Cuomo also signed an executive order requiring local police departments to develop community-oriented policing plans that were formulated with public input. Plans had to be submitted to the state by this April. The governor gave the people a role in determining how they would be policed.

There was much talk on the right of how such measures would impede police work and endanger officers. Quite the opposite, the legislation has only increased police transparency, slowly but surely building public trust. Tens of thousands of good police officers who do their jobs without incident had no problem with the state’s reform package.

Improving police relations in communities of color could take years, if not decades. The sense of unease and fear that too many Black people feel toward police had been brewing since the creation of the nation’s first police department in New York City in 1844. It will take time to heal.
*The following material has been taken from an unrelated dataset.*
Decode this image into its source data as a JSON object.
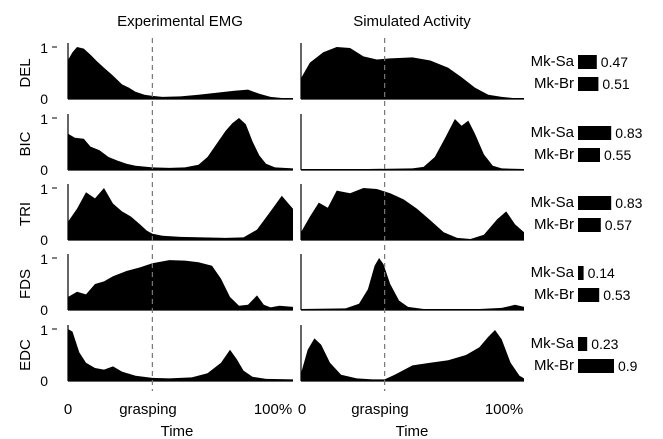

New York state is, however, headed on the right path.

At the same time, Nassau County and the Police Benevolent Association at last recently reached an agreement to require officers to wear body cameras. We wonder why it took so long, particularly given that the Village of Freeport had adopted them as early as 2015 — the first municipality in New York to do so — and why county officers will be paid $3,000 annually to wear them. Wearing a body camera, after all, requires no extra effort, no additional work, on an officer’s part.

We are pleased to see, though, that officers will be wearing them as early as this fall.

Undoubtedly, we, as a nation, have a long way to go before we finally achieve a racially just society. We have seen unarmed Black men killed by police in other parts of the country in recent months. Each death is a tragedy that we hope and pray will not be repeated.

The year since the death of George Floyd was a start toward reform.